In the early 90's, getting a mani-pedi with your mom was not a "thing". In my mind, you were either the equivalent of Paris Hilton or a very lucky birthday girl to be in the nail salon and indeed, my parents poo-pooed such institutions all together (my mom because of her low-maintenance mind-set and my dad due to the rampant use of chemicals). And while I sometimes bummed about my inability to get a manicure (I seemed to have more first world problems as a child), they were at least right about nail salons being generally hazardous (see Perfect Nails, Poisoned Workers). Thus, the "Nails" section of Into the Gloss, rarely gained views from my laptop... until recently. It was a simple picture of nude-hued and clear polishes which directed my attention to the article, "Naked - Not Bare Nails." In the article, the author spoke about how nail care (cleaning underneath the nails, trimming your cuticles) can be a routine unto itself outside of making them look pretty with polish. In many instances, she says women who care for their nails (in terms of cleanliness) often favor a nude, buffed look over a well designed or colorful polish. Feeling I belonged (or longed to belong) to the former category of women, I was excited to try out a nude nail look upon my last visit to the nail salon (yes, I'm a bad person).

If you're new to "getting buffed" like myself, you can use this video.

While my intention was to receive a pretty, nude look at the salon, my somewhat puritanical upbringing towards manicures made me forgo polish altogether, focusing more on having my nails cleaned, cut, etc.
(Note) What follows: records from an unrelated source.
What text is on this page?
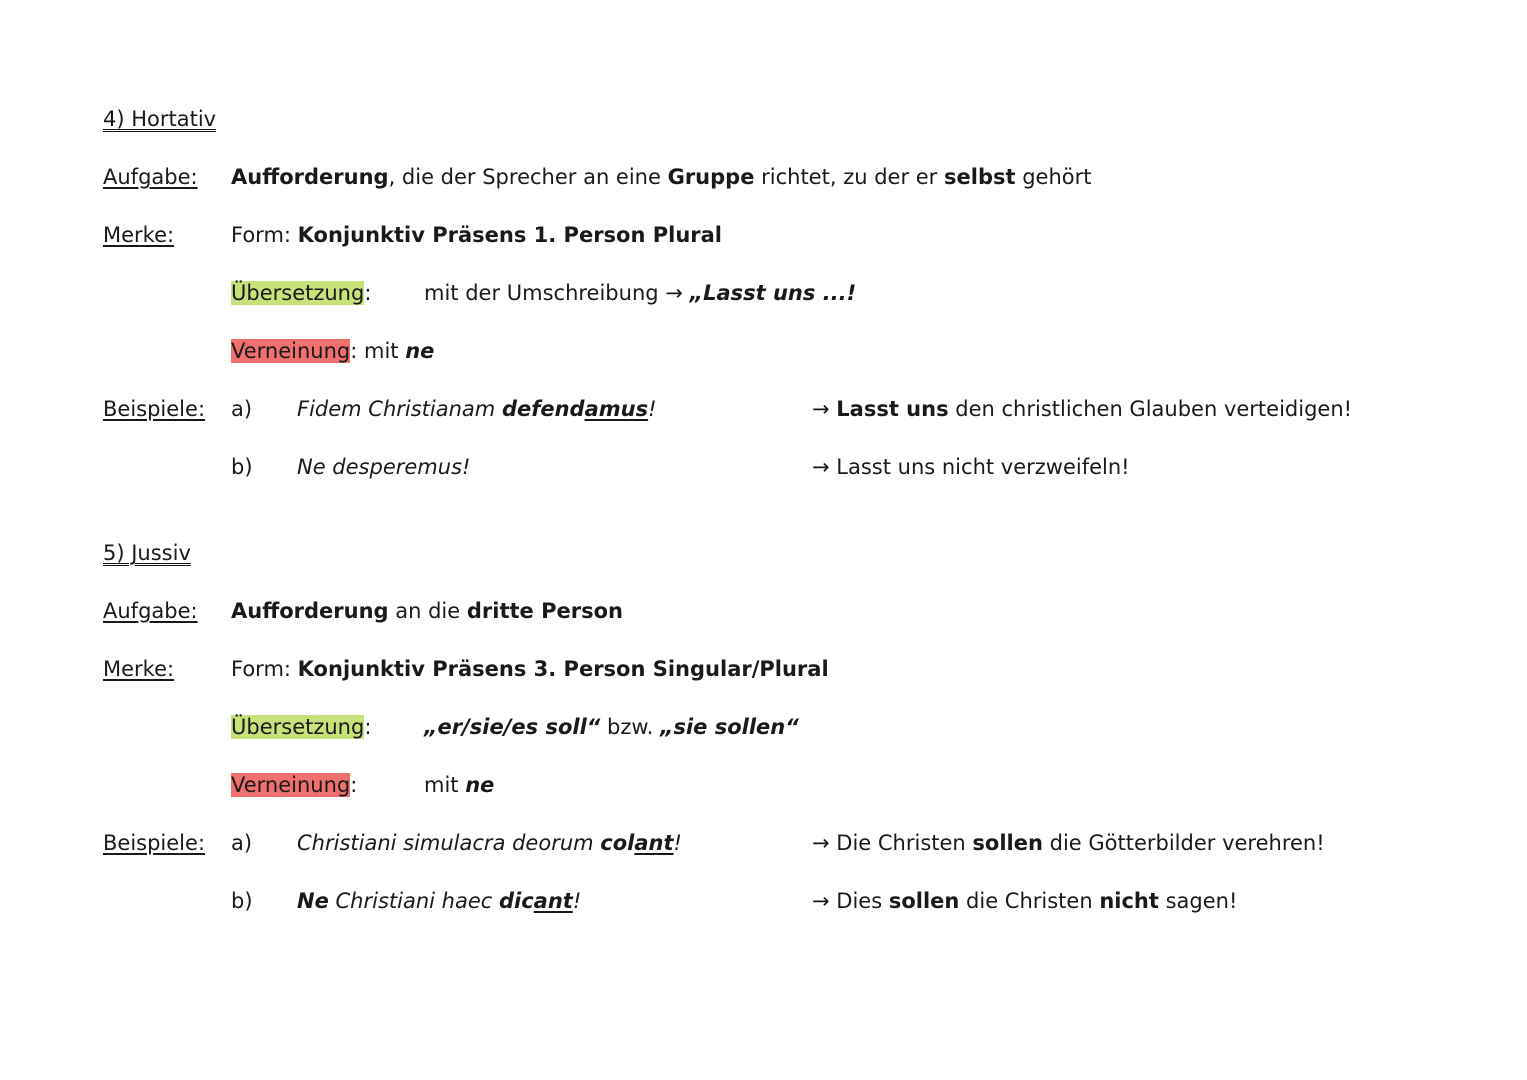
4) Hortativ
Aufgabe: Aufforderung, die der Sprecher an eine Gruppe richtet, zu der er selbst gehört
Merke:	Form: Konjunktiv Präsens 1. Person Plural
Übersetzung:	mit der Umschreibung → „Lasst uns ...!
Verneinung: mit ne
Beispiele: a) Fidem Christianam defendamus!	→ Lasst uns den christlichen Glauben verteidigen!
b) Ne desperemus!	→ Lasst uns nicht verzweifeln!
5) Jussiv
Aufgabe: Aufforderung an die dritte Person
Merke:	Form: Konjunktiv Präsens 3. Person Singular/Plural
Übersetzung:	„er/sie/es soll“ bzw. „sie sollen“
Verneinung:	mit ne
Beispiele: a) Christiani simulacra deorum colant!	→ Die Christen sollen die Götterbilder verehren!
b) Ne Christiani haec dicant!	→ Dies sollen die Christen nicht sagen!
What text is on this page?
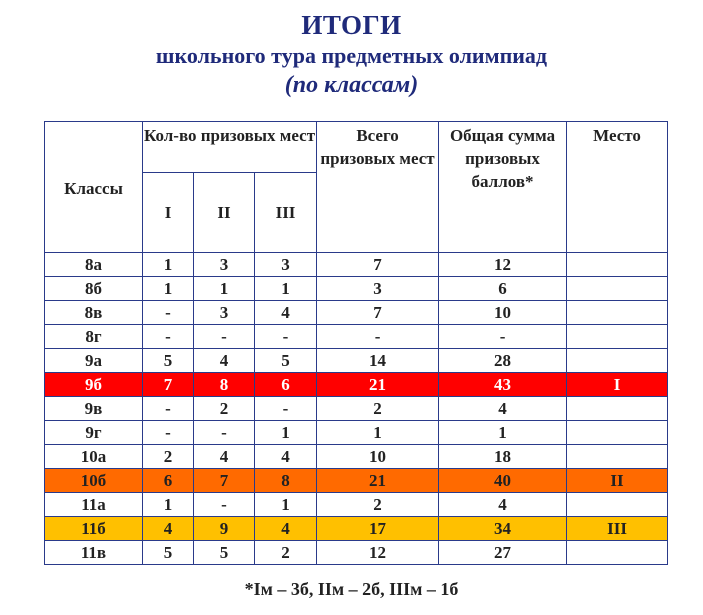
ИТОГИ
школьного тура предметных олимпиад
(по классам)
Классы	Кол-во призовых мест			Всего призовых мест	Общая сумма призовых баллов*	Место
	I	II	III			
8а	1	3	3	7	12	
8б	1	1	1	3	6	
8в	-	3	4	7	10	
8г	-	-	-	-	-	
9а	5	4	5	14	28	
9б	7	8	6	21	43	I
9в	-	2	-	2	4	
9г	-	-	1	1	1	
10а	2	4	4	10	18	
10б	6	7	8	21	40	II
11а	1	-	1	2	4	
11б	4	9	4	17	34	III
11в	5	5	2	12	27	
*Iм – 3б, IIм – 2б, IIIм – 1б
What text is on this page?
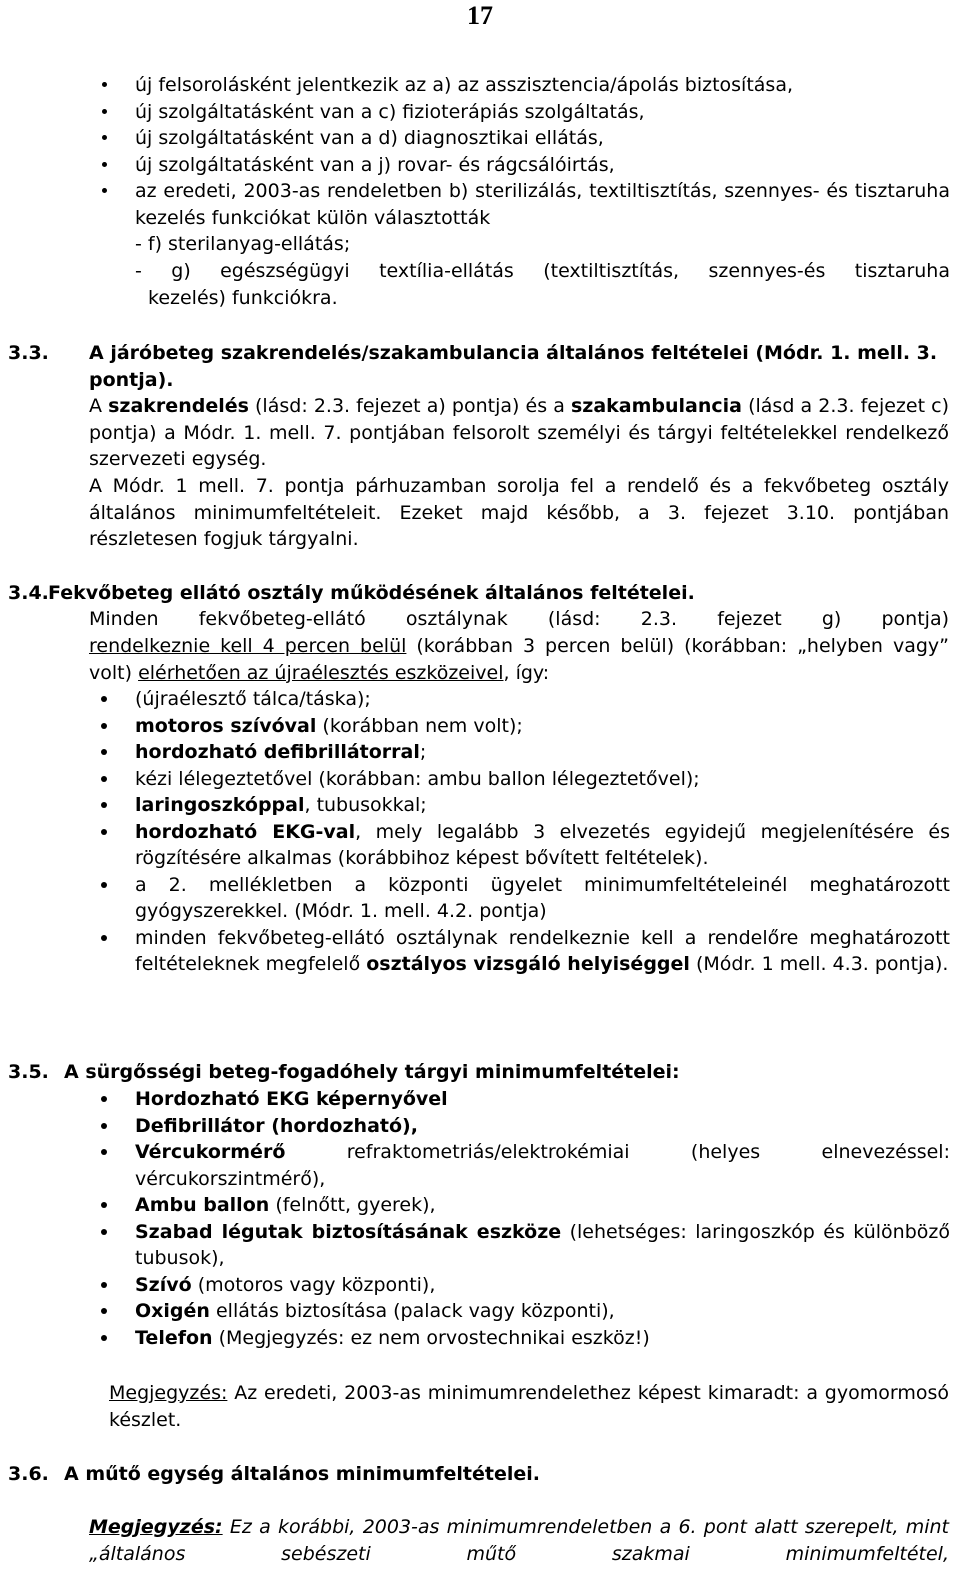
17
új felsorolásként jelentkezik az a) az asszisztencia/ápolás biztosítása,
új szolgáltatásként van a c) fizioterápiás szolgáltatás,
új szolgáltatásként van a d) diagnosztikai ellátás,
új szolgáltatásként van a j) rovar- és rágcsálóirtás,
az eredeti, 2003-as rendeletben b) sterilizálás, textiltisztítás, szennyes- és tisztaruha kezelés funkciókat külön választották
- f) sterilanyag-ellátás;
- g) egészségügyi textília-ellátás (textiltisztítás, szennyes-és tisztaruha
kezelés) funkciókra.
3.3. A járóbeteg szakrendelés/szakambulancia általános feltételei (Módr. 1. mell. 3. pontja).
A szakrendelés (lásd: 2.3. fejezet a) pontja) és a szakambulancia (lásd a 2.3. fejezet c) pontja) a Módr. 1. mell. 7. pontjában felsorolt személyi és tárgyi feltételekkel rendelkező szervezeti egység.
A Módr. 1 mell. 7. pontja párhuzamban sorolja fel a rendelő és a fekvőbeteg osztály általános minimumfeltételeit. Ezeket majd később, a 3. fejezet 3.10. pontjában részletesen fogjuk tárgyalni.
3.4. Fekvőbeteg ellátó osztály működésének általános feltételei.
Minden fekvőbeteg-ellátó osztálynak (lásd: 2.3. fejezet g) pontja)
rendelkeznie kell 4 percen belül (korábban 3 percen belül) (korábban: „helyben vagy” volt) elérhetően az újraélesztés eszközeivel, így:
(újraélesztő tálca/táska);
motoros szívóval (korábban nem volt);
hordozható defibrillátorral;
kézi lélegeztetővel (korábban: ambu ballon lélegeztetővel);
laringoszkóppal, tubusokkal;
hordozható EKG-val, mely legalább 3 elvezetés egyidejű megjelenítésére és rögzítésére alkalmas (korábbihoz képest bővített feltételek).
a 2. mellékletben a központi ügyelet minimumfeltételeinél meghatározott gyógyszerekkel. (Módr. 1. mell. 4.2. pontja)
minden fekvőbeteg-ellátó osztálynak rendelkeznie kell a rendelőre meghatározott feltételeknek megfelelő osztályos vizsgáló helyiséggel (Módr. 1 mell. 4.3. pontja).
3.5. A sürgősségi beteg-fogadóhely tárgyi minimumfeltételei:
Hordozható EKG képernyővel
Defibrillátor (hordozható),
Vércukormérő refraktometriás/elektrokémiai (helyes elnevezéssel: vércukorszintmérő),
Ambu ballon (felnőtt, gyerek),
Szabad légutak biztosításának eszköze (lehetséges: laringoszkóp és különböző tubusok),
Szívó (motoros vagy központi),
Oxigén ellátás biztosítása (palack vagy központi),
Telefon (Megjegyzés: ez nem orvostechnikai eszköz!)
Megjegyzés: Az eredeti, 2003-as minimumrendelethez képest kimaradt: a gyomormosó készlet.
3.6. A műtő egység általános minimumfeltételei.
Megjegyzés: Ez a korábbi, 2003-as minimumrendeletben a 6. pont alatt szerepelt, mint „általános sebészeti műtő szakmai minimumfeltétel,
It was here that my manicurist asked if I wanted to get my nails buffed. Happy to receive anything for free, I obliged and with a swift brush over my nails, they became shiny and looked healthy as the blood rushed to the surface, much in the way it does when Scarlet O'Hara pinches her cheeks in Gone with the Wind (which may define the pivotal moment when I started crushing on natural beauty routines). Indeed, bringing the blood to the surface of any area offers a myriad of benefits both seen and unseen.

In Go With The Flow, I referenced the fact that circulation (and the act of increasing it) can play a significant role in both our health and beauty. As blood delivers nutrients throughout the body, helping to get to places it otherwise would not (read: our extremities) can be helpful. Working to circulate blood through our bodies can boost the health of our hair (via scalp massages), possibly jump-start our lymphatic systems (via dry brushing) and, as I learned recently, can be brought to the surface of the nail through buffing or essentially running a device called a nail buff across the nails. This not only helps our nails look healthy but can also ... According to, "nails are a type of modified skin." As such, I would assume that the process of exfoliation, via buffing, works much like a dry brush in helping to stimulate our circulatory and lymphatic systems which has been suggested might rid our body of toxins. By bringing the blood to the surface of the nails, I'm also hoping, might bring some heat, which would do wonders for my dry cuticles in the winter. Not only does buffing help our nails help to bring a pleasant hue to our finger tips, it keeps us from exposure to harsh chemicals found in nail polish. So get buffed and enjoy!